Anthropic has issued a formal warning to investors about unauthorized secondary trading platforms claiming to offer access to company shares. The AI startup explicitly stated that any stock sales or transfers through these unofficial channels are void and will not be recorded in company records.
The warning appears on Anthropic's official support page as the company attempts to prevent fraudulent stock transactions. Secondary markets like Forge, Carta, and similar platforms sometimes facilitate share trading for private companies before they go public, but Anthropic's statement makes clear it does not recognize transactions on unapproved venues.
This move reflects growing concerns around private company equity markets. As AI startups attract massive investor interest and command billion-dollar valuations, secondary platforms have proliferated. Bad actors exploit this demand by offering fake or misrepresented shares to unsuspecting investors seeking early exposure to hot companies.
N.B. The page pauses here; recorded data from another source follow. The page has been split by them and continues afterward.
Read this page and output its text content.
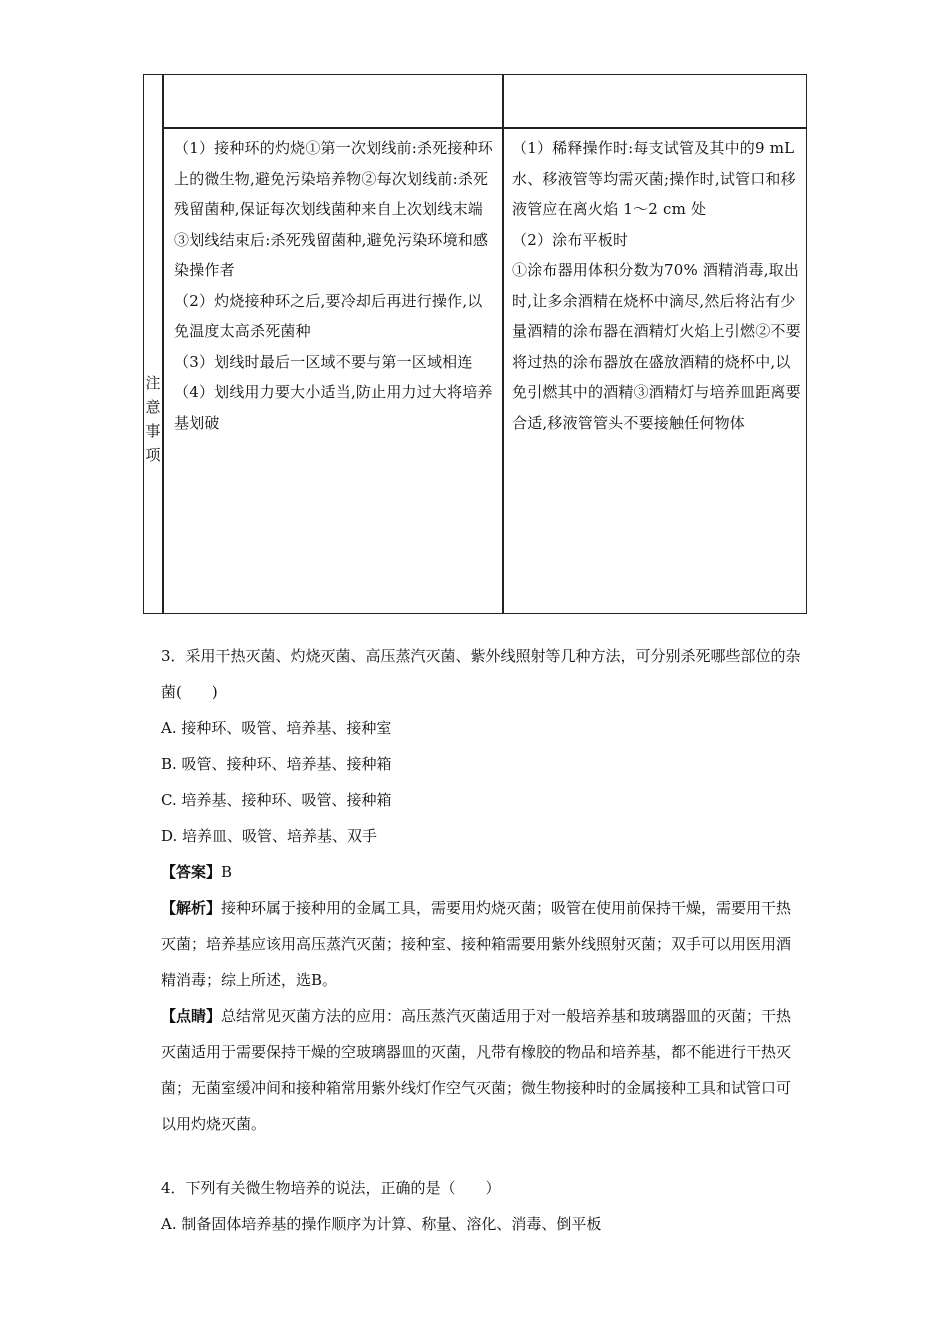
注
意
事
项

（1）接种环的灼烧①第一次划线前:杀死接种环上的微生物,避免污染培养物②每次划线前:杀死残留菌种,保证每次划线菌种来自上次划线末端③划线结束后:杀死残留菌种,避免污染环境和感染操作者

（2）灼烧接种环之后,要冷却后再进行操作,以免温度太高杀死菌种

（3）划线时最后一区域不要与第一区域相连

（4）划线用力要大小适当,防止用力过大将培养基划破

（1）稀释操作时:每支试管及其中的9 mL水、移液管等均需灭菌;操作时,试管口和移液管应在离火焰 1～2 cm 处

（2）涂布平板时

①涂布器用体积分数为70% 酒精消毒,取出时,让多余酒精在烧杯中滴尽,然后将沾有少量酒精的涂布器在酒精灯火焰上引燃②不要将过热的涂布器放在盛放酒精的烧杯中,以免引燃其中的酒精③酒精灯与培养皿距离要合适,移液管管头不要接触任何物体

3．采用干热灭菌、灼烧灭菌、高压蒸汽灭菌、紫外线照射等几种方法，可分别杀死哪些部位的杂菌(　　)

A. 接种环、吸管、培养基、接种室

B. 吸管、接种环、培养基、接种箱

C. 培养基、接种环、吸管、接种箱

D. 培养皿、吸管、培养基、双手

【答案】B

【解析】接种环属于接种用的金属工具，需要用灼烧灭菌；吸管在使用前保持干燥，需要用干热灭菌；培养基应该用高压蒸汽灭菌；接种室、接种箱需要用紫外线照射灭菌；双手可以用医用酒精消毒；综上所述，选B。

【点睛】总结常见灭菌方法的应用：高压蒸汽灭菌适用于对一般培养基和玻璃器皿的灭菌；干热灭菌适用于需要保持干燥的空玻璃器皿的灭菌，凡带有橡胶的物品和培养基，都不能进行干热灭菌；无菌室缓冲间和接种箱常用紫外线灯作空气灭菌；微生物接种时的金属接种工具和试管口可以用灼烧灭菌。

4．下列有关微生物培养的说法，正确的是（　　）

A. 制备固体培养基的操作顺序为计算、称量、溶化、消毒、倒平板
Anthropic, valued at $15 billion following its Series C funding round, has become a target for such schemes. The company competes directly with OpenAI and faces intense investor appetite for stakes in leading AI labs. Scammers leverage this demand by creating convincing platforms that mimic legitimate secondary markets.
The company's explicit statement that unauthorized transfers "will not be recognized on our books and records" carries real legal weight. It means investors who buy shares through unapproved channels risk losing their investment entirely if the company eventually goes public or is acquired. Transfer agents and official records would not acknowledge their ownership.
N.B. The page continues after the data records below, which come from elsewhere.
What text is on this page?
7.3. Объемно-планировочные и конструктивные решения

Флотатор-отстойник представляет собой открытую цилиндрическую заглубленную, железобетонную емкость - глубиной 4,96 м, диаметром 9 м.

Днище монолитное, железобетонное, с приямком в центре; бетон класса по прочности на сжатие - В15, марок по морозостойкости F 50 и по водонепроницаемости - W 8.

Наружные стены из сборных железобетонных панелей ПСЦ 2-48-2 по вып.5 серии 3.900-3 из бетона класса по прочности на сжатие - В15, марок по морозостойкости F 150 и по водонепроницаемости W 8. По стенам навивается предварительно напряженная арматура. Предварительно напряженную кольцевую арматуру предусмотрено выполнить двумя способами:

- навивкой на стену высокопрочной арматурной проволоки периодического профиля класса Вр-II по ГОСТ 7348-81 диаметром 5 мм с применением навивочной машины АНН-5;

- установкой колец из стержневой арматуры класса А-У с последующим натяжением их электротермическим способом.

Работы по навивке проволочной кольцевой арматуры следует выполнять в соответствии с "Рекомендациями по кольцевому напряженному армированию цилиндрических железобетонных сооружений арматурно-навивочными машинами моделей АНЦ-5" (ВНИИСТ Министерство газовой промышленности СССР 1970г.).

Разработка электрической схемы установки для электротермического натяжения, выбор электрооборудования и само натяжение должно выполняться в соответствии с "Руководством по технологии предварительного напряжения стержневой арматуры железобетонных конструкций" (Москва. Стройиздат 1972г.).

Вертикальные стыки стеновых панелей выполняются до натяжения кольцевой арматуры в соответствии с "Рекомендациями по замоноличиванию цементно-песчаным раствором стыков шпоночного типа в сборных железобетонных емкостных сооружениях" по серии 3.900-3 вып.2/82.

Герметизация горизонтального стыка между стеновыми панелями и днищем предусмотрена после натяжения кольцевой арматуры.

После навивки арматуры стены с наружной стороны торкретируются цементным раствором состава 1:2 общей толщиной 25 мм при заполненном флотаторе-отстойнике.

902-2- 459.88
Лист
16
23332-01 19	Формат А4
Anthropic has not specified which secondary platforms it considers unauthorized, but the warning serves as a blanket caution. Investors seeking legitimate exposure to pre-IPO Anthropic shares should only transact through channels explicitly endorsed by the company or work with established, regulated secondary market operators.
The warning underscores a broader problem in private equity markets. Regulatory gaps allow fraudsters to operate freely while legitimate investors struggle to distinguish safe platforms from scams.